Вола примирительно улыбнулась.

Питер кивнул и шлёпнул лопатку глиняного теста между двумя брёвнами. Теперь ему хотелось только, чтобы она ушла. Потому что он должен наказать себя за это воспоминание — немедленно, пока оно не успело пустить корни. Он с силой вмазывал глину в щель.

Улыбка Волы погасла.

— Я вчера тебе говорила: не запечатывай щели наглухо, не надо.

Питер прикусил щёку и набросил на стену ещё лопатку смеси.

— Это от холода.

— Так ты перекроешь себе воздух и свет.

Остриём лопатки он запихивал замазку глубже в щель.

— Люди гибнут без света и воздуха, мальчик, — сказала Вола уже тише.

— Я знаю, — не оборачиваясь, ответил он. — От холода они тоже гибнут.

3


Пакс кружил по ферме.

На прошлой неделе было уже тепло, но сегодня ночью опять подморозило — воздух почти искрился.
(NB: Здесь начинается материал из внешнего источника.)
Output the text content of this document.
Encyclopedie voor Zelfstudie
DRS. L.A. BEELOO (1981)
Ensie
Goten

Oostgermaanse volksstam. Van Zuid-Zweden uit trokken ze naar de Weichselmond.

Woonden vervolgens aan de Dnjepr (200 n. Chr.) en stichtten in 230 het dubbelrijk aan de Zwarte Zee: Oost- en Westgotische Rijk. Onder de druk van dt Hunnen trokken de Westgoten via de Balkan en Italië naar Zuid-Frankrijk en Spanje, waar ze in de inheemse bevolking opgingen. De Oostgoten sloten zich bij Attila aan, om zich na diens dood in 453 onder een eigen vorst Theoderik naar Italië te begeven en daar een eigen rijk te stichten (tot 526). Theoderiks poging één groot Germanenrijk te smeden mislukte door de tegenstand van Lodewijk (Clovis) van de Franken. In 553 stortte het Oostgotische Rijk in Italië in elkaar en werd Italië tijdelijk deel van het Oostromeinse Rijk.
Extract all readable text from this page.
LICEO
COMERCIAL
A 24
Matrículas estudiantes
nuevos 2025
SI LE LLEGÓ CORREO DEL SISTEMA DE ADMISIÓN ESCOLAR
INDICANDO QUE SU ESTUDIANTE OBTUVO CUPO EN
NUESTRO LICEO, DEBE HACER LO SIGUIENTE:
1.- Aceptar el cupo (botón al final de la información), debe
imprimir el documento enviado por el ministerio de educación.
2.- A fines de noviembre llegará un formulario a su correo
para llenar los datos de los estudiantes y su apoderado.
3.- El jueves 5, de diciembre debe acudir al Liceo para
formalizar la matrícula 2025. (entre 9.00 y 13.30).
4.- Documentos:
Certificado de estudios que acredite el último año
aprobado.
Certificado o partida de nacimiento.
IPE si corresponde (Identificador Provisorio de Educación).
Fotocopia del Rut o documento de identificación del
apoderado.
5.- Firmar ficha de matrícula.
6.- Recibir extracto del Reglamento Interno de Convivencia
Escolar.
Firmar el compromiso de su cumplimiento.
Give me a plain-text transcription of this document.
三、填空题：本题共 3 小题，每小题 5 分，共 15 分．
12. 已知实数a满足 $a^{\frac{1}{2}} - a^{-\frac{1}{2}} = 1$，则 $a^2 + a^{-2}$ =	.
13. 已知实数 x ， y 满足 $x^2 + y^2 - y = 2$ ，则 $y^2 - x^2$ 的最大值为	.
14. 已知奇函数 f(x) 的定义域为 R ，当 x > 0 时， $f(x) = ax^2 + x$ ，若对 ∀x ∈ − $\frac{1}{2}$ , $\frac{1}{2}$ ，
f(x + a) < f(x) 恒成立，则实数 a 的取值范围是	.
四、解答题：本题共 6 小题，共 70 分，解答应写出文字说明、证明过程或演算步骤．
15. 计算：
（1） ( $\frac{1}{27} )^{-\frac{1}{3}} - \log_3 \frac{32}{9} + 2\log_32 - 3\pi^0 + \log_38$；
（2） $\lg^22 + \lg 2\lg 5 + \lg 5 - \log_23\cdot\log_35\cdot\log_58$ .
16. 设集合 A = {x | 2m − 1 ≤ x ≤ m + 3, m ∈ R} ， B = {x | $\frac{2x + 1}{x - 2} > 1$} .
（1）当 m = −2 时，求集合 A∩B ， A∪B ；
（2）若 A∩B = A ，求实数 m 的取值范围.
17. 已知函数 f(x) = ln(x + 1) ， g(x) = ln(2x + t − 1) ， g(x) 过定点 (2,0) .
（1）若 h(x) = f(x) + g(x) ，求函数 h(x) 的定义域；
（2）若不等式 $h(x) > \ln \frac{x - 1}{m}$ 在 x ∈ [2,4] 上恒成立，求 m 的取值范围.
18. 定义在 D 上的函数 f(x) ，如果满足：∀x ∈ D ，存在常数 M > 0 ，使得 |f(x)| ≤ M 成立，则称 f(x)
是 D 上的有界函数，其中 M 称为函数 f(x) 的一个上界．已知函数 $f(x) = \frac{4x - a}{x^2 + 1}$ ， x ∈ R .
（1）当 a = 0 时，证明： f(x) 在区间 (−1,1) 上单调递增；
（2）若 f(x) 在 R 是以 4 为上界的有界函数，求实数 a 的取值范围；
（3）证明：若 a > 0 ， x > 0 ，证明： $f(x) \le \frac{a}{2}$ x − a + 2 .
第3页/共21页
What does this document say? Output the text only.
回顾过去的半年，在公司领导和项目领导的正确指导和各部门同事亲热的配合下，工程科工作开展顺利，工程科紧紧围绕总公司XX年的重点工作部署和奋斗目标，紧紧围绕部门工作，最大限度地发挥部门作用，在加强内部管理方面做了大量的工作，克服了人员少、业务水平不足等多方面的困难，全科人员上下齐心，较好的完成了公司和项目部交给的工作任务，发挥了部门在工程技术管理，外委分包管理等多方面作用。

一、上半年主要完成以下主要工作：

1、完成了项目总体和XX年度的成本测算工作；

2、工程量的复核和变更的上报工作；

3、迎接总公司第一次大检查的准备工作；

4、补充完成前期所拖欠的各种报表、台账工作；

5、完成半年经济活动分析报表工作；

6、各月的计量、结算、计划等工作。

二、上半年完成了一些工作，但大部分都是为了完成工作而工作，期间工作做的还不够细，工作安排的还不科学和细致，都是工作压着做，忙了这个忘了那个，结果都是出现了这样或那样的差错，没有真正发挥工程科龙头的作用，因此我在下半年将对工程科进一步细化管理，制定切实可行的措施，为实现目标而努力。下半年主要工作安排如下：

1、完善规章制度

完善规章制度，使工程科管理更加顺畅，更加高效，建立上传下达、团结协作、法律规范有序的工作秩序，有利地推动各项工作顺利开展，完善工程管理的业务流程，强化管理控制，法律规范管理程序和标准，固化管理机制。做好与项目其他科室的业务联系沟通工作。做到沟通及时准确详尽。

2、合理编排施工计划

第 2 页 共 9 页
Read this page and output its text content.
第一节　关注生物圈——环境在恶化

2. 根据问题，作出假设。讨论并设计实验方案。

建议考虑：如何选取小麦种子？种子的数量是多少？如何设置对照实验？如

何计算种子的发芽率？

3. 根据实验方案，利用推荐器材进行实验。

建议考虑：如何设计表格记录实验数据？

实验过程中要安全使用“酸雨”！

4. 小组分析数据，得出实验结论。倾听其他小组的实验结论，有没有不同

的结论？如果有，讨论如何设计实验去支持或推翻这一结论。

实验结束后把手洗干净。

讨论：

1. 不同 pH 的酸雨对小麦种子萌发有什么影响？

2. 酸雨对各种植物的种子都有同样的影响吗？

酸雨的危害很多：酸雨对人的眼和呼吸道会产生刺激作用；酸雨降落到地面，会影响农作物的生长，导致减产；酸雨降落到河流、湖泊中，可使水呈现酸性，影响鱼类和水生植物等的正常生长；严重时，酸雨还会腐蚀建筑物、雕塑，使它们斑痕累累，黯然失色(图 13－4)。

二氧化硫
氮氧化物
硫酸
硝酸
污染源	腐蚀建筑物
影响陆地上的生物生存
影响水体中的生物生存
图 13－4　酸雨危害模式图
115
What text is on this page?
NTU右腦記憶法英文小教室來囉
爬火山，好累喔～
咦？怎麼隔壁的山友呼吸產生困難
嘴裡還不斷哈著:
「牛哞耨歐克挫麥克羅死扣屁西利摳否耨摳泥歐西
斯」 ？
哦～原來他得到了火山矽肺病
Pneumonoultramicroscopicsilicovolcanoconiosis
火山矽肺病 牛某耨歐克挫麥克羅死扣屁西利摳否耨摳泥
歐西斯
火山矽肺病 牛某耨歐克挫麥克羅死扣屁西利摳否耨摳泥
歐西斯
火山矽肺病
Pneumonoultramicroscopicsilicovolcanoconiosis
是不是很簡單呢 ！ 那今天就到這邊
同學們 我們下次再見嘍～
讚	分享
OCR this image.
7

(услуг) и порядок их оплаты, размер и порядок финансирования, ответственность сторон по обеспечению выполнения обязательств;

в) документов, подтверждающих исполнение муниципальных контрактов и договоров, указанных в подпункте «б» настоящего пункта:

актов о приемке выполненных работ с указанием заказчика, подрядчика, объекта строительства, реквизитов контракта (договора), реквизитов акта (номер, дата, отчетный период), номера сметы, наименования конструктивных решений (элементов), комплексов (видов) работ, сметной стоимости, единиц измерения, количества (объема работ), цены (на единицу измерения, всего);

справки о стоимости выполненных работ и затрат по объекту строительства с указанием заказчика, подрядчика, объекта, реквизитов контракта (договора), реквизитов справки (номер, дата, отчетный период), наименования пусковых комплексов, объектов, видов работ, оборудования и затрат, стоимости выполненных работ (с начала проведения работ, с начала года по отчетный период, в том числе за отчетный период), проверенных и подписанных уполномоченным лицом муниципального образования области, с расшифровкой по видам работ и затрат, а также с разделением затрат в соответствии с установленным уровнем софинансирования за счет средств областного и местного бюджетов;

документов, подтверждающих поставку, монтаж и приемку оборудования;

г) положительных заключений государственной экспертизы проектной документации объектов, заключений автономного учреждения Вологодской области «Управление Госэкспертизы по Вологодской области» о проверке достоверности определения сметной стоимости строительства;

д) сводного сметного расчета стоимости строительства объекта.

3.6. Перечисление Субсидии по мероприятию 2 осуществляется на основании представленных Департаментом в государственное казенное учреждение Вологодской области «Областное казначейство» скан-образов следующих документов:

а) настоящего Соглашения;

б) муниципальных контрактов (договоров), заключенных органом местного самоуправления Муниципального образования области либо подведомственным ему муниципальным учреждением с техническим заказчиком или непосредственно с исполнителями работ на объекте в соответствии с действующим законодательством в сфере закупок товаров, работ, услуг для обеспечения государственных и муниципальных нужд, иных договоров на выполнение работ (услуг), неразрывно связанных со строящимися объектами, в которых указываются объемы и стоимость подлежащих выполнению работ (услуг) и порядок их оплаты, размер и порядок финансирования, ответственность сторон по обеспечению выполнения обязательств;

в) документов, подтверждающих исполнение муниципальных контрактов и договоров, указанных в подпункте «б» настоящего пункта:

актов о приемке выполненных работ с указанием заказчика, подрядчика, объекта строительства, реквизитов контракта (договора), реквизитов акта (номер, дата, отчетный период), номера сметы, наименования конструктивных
Полная луна тянула лиса к себе. Однако притяжение Иглы было сильнее.

Когда в сумерках она шла в своё логово под крыльцом, её живот покачивался. Пакс слышал, как она вертелась в глубине, пытаясь устроиться, потом рыла, потом опять вертелась. Когда она задышала часто-часто, будто от натуги, он хотел сунуться в нору, но она зарычала. Сюда нельзя. Будь близко.

Поэтому он ходил и ходил кругами — охранял сарай и круглую лужайку перед крыльцом, которая уже щетинилась свежей зеленью. За несколько часов к его территории не приближался ни один нарушитель. Только сейчас впервые долетели подозрительные звуки, но он их сразу узнал.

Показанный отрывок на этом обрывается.